Zsigmondy?

I think the follow is works: Let $n=k^{100k!m}$ for naturals $m>2$ and let $k \geq 100$. Then by Zsigmondy there exists distincts prime numbers $p_1, p_2,..., p_k$ such a $ord_{p_i}n=100i$. But they all divide $n^n-1$ since $100i|100k!|n$ and don't divide $n-1$ (their order is too bigger), so $\frac{n^n-1}{n-1}$ has at least $k$ distinct pre divisors: $p_1,..., p_k$.

Also I think here is elementary solution: Let $n=2m$ such a $2m+1$ has at least $k$ distinct odd prime divisors $p_1,...,p_k$ (so they are not divisors of $n-1=2m-1$). There is exist infinity many such $m$ by CRT, for example (for 1st step choose $p_1,...,p_k$ and for second find such $m$). In this case $p_1,..., p_k| \frac{n^n-1}{n-1}$, because $p_i \not | n-1$ and $p_i | n^2-1|n^n-1$, since $2 |n$. So, such $n$ works.

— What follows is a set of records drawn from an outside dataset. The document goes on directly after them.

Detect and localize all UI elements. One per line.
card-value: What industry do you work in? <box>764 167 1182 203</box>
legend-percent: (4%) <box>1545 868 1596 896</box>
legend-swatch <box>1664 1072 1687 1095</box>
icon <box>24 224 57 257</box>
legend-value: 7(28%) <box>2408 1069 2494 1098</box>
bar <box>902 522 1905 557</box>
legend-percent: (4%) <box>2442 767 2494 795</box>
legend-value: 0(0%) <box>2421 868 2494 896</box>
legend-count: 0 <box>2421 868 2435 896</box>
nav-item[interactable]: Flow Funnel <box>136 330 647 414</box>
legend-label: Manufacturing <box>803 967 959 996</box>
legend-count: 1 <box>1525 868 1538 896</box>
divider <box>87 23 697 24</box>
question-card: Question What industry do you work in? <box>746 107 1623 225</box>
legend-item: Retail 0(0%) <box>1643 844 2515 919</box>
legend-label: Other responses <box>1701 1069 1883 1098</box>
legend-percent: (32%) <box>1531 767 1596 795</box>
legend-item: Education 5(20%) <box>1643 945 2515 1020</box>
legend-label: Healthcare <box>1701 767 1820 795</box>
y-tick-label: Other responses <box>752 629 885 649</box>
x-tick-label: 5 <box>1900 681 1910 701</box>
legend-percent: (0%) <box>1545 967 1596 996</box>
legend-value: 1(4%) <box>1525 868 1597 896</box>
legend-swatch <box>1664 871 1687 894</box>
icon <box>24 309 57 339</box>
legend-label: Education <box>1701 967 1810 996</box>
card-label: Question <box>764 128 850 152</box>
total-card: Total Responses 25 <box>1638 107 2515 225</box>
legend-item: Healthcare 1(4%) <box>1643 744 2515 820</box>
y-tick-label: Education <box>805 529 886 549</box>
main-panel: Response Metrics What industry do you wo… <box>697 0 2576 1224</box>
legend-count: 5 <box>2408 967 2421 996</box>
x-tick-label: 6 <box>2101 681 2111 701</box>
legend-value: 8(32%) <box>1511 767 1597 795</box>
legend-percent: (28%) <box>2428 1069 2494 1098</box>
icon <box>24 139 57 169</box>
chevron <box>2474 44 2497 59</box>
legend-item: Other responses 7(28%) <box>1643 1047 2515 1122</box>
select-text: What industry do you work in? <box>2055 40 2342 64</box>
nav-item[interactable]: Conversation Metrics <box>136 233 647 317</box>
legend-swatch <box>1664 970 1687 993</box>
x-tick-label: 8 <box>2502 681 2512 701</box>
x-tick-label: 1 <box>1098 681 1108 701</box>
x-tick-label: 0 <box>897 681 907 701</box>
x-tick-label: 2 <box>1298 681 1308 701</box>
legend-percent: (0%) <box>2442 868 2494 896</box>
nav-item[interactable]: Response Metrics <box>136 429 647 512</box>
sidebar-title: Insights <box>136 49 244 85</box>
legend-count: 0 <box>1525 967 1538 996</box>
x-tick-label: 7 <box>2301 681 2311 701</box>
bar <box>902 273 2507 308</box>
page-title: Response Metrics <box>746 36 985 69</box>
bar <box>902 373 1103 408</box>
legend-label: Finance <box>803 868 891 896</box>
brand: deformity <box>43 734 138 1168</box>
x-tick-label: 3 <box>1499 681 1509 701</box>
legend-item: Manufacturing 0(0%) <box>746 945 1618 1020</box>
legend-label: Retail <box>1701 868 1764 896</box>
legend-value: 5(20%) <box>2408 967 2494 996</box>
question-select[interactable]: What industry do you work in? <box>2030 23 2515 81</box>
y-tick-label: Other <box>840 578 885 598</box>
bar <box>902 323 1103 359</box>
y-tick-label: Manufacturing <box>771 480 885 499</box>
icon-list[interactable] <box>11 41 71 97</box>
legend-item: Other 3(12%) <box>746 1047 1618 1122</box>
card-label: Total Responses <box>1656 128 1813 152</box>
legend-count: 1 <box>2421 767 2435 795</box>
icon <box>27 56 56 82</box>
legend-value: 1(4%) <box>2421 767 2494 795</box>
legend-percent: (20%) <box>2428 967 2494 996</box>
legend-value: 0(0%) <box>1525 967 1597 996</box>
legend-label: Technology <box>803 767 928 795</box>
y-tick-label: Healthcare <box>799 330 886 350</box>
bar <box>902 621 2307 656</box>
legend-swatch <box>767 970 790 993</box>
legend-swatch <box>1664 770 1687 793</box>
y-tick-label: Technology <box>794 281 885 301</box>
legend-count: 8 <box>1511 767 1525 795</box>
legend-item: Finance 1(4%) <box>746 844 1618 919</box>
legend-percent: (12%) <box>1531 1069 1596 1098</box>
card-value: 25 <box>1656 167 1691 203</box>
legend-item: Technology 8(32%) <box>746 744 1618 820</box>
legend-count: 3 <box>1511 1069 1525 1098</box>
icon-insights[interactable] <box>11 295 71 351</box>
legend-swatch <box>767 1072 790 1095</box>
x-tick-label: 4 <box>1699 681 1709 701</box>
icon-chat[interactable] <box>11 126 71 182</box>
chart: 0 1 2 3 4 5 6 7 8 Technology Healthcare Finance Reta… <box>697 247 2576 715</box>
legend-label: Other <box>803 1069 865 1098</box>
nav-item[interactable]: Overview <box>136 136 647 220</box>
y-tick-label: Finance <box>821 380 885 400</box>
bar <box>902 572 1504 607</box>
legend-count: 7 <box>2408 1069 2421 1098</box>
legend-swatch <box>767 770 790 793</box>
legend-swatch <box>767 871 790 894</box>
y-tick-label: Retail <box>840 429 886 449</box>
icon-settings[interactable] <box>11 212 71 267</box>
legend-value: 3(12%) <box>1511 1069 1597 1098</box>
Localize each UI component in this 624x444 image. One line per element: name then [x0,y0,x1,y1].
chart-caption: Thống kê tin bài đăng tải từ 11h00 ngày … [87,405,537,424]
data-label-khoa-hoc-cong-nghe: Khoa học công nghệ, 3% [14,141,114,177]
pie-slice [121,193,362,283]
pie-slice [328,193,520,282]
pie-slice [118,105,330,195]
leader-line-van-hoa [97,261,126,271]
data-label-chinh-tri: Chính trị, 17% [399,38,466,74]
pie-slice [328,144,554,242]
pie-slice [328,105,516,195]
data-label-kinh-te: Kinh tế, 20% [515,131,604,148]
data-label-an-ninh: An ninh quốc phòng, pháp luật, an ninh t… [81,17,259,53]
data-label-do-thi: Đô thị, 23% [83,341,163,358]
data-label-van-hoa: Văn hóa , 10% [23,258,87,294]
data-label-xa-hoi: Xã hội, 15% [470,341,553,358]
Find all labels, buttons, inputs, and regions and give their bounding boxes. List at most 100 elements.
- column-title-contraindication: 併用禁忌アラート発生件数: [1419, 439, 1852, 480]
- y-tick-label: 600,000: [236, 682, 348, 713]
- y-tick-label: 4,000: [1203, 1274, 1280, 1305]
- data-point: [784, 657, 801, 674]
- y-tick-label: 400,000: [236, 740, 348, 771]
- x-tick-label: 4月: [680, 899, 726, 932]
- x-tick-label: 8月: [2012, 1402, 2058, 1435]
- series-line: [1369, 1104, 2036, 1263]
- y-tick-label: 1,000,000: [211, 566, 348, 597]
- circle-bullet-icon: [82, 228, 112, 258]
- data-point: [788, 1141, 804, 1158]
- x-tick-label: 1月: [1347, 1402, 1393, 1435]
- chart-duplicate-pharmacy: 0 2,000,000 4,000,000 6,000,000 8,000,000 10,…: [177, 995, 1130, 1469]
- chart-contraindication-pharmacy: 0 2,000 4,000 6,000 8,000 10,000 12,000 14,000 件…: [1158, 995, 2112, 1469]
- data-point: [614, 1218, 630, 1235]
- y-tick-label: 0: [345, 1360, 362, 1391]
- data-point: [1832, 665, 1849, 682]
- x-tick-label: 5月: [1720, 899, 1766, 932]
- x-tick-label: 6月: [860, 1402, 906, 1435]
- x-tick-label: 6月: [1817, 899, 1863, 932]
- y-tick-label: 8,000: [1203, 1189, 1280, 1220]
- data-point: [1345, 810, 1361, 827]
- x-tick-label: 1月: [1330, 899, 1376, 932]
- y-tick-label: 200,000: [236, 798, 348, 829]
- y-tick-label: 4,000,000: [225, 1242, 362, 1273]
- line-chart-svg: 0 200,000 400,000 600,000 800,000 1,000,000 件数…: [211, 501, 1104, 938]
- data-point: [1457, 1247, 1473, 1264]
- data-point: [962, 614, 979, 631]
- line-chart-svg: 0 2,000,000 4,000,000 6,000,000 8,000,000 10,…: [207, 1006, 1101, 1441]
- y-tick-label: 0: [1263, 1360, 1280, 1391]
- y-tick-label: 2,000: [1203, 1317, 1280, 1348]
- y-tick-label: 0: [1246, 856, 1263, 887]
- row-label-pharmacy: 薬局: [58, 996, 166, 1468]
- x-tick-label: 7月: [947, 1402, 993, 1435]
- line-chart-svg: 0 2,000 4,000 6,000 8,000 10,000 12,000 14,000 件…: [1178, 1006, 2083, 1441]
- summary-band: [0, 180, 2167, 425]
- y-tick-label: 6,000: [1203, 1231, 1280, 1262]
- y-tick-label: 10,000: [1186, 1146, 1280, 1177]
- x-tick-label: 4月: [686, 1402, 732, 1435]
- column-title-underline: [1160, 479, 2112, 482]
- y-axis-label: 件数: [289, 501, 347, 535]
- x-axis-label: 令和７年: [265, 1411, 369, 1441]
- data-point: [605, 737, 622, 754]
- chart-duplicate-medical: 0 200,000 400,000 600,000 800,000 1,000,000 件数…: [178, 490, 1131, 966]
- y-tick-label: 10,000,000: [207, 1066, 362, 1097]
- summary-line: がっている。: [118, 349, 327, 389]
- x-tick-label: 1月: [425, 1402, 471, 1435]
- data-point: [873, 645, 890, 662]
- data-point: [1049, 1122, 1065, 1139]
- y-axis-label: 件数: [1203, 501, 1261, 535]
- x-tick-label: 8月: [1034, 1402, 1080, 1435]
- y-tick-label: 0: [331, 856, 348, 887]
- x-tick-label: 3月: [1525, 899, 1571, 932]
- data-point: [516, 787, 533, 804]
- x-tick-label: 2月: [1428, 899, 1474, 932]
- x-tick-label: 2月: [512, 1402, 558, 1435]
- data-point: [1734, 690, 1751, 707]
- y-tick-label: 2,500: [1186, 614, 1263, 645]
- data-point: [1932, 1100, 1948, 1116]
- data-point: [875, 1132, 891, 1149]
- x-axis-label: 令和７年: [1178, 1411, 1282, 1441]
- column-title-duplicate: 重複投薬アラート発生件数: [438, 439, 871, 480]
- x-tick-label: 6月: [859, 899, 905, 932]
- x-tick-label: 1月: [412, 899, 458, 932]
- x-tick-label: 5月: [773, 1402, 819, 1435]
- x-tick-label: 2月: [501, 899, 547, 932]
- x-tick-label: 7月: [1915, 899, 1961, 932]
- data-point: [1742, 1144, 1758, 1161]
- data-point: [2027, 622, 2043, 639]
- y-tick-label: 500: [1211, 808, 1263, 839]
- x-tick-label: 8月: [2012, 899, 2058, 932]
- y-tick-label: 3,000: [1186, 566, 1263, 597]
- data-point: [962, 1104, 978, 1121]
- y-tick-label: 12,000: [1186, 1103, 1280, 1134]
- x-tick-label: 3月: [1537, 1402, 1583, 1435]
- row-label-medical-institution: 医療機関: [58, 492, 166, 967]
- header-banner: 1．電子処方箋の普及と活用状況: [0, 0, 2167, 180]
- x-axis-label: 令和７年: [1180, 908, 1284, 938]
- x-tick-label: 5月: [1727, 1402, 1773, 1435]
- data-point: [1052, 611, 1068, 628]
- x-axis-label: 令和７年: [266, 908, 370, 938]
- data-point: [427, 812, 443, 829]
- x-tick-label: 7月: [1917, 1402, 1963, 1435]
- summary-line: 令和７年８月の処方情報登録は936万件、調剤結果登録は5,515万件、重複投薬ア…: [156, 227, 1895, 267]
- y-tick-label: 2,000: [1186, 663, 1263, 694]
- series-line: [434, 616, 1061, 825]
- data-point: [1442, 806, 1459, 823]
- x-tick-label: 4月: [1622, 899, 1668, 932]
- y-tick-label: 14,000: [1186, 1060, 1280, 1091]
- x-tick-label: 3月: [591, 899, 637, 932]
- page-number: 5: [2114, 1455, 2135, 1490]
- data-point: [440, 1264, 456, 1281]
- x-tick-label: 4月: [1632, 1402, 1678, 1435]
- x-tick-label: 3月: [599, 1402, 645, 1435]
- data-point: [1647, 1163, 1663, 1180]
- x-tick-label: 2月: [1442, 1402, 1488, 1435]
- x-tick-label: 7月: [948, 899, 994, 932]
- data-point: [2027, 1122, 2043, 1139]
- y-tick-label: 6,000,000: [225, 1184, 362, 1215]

$\frac{n^n-1}{n-1}=n^{n-1}+n^{n-2}+...+n+1$ Select $k$ distinct odd primes $p_1,p_2,...,p_k$ And $n=p_1p_2...p_km+1$ where $m$ is an odd positive integer Here $n$ is even $n \equiv -1 \pmod{p_i}$ for all $1 \leq i \leq k$ $n^{odd} \equiv -1 \pmod{p_i}$ and $n^{even} \equiv 1 \pmod{p_i}$ So $n^{n-1}+n^{n-2}+...+n+1 \equiv -1+1-1+..-1+1 \equiv 0 \pmod{p_i}$ So the number has atleast $k$ distinct prime factors and there are infinitely many. $\square$